[Gluster-users] 'No data available' at clients, brick xattr ops errors on small I/O -- XFS stripe issue or repeat bug?
LaGarde, Owen M ERDC-RDE-ITL-MS Contractor
Owen.M.LaGarde at erdc.dren.mil
Tue Nov 10 07:05:17 UTC 2015
This is possibly another instance of the earlier threads (below). This occurs
with 3.6.6-1 and 3.6.2-1.
http://www.gluster.org/pipermail/gluster-users/2014-June/017635.html
http://www.gluster.org/pipermail/gluster-users/2012-March/009942.html
Synopsis:
A standard user tries to build GIT and succeeds, but is then unable to
delete a relatively small number of files in the build tree.

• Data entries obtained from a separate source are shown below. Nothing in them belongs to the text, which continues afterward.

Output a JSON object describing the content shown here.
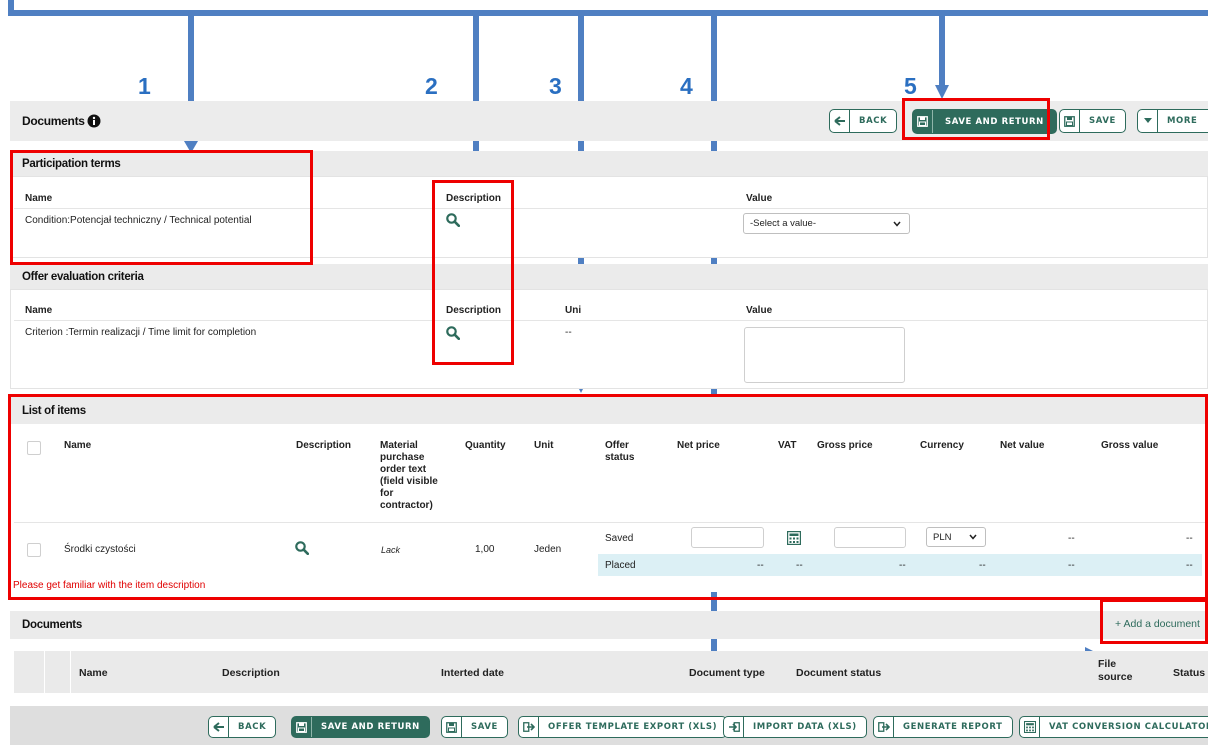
{
  "callouts": [
    "1",
    "2",
    "3",
    "4",
    "5"
  ],
  "header": {
    "title": "Documents",
    "info_icon": "info-circle-icon",
    "back_label": "BACK",
    "save_return_label": "SAVE AND RETURN",
    "save_label": "SAVE",
    "more_label": "MORE"
  },
  "participation": {
    "title": "Participation terms",
    "col_name": "Name",
    "col_description": "Description",
    "col_value": "Value",
    "row_name": "Condition:Potencjał techniczny / Technical potential",
    "select_value": "-Select a value-"
  },
  "criteria": {
    "title": "Offer evaluation criteria",
    "col_name": "Name",
    "col_description": "Description",
    "col_unit": "Uni",
    "col_value": "Value",
    "row_name": "Criterion :Termin realizacji / Time limit for completion",
    "row_unit": "--"
  },
  "items": {
    "title": "List of items",
    "columns": {
      "name": "Name",
      "description": "Description",
      "material_l1": "Material",
      "material_l2": "purchase",
      "material_l3": "order text",
      "material_l4": "(field visible",
      "material_l5": "for",
      "material_l6": "contractor)",
      "quantity": "Quantity",
      "unit": "Unit",
      "offer_status_l1": "Offer",
      "offer_status_l2": "status",
      "net_price": "Net price",
      "vat": "VAT",
      "gross_price": "Gross price",
      "currency": "Currency",
      "net_value": "Net value",
      "gross_value": "Gross value"
    },
    "row": {
      "name": "Środki czystości",
      "material_text": "Lack",
      "quantity": "1,00",
      "unit": "Jeden",
      "status_saved": "Saved",
      "status_placed": "Placed",
      "currency": "PLN",
      "net_value": "--",
      "gross_value": "--",
      "placed_net_price": "--",
      "placed_vat": "--",
      "placed_gross_price": "--",
      "placed_currency": "--",
      "placed_net_value": "--",
      "placed_gross_value": "--"
    },
    "warning": "Please get familiar with the item description"
  },
  "documents": {
    "title": "Documents",
    "add_label": "+ Add a document",
    "columns": {
      "name": "Name",
      "description": "Description",
      "inserted_date": "Interted date",
      "document_type": "Document type",
      "document_status": "Document status",
      "file_source_l1": "File",
      "file_source_l2": "source",
      "status": "Status"
    }
  },
  "footer": {
    "back": "BACK",
    "save_return": "SAVE AND RETURN",
    "save": "SAVE",
    "template_export": "OFFER TEMPLATE EXPORT (XLS)",
    "import_data": "IMPORT DATA (XLS)",
    "generate_report": "GENERATE REPORT",
    "vat_calc": "VAT CONVERSION CALCULATOR"
  },
  "colors": {
    "accent": "#2e6b5c",
    "highlight_red": "#ee0000",
    "annotation_blue": "#4f7fc2",
    "callout_blue": "#2a6fc1",
    "warning_text": "#e00000",
    "placed_row_bg": "#dcf0f5"
  }
}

They get
'No data available' and while the bricks contain associated nodes which
getfattr seems happy with, at least one entry for each node has mode 1000
(text bit only). The logs are also being spammed again with iobref_unref
and iobuf_unref, which may be connected, or may not. The brick logs do
contain xattr set errors to start, and get/modify later on, ending with
unlink errors when the deletion attempts arrive.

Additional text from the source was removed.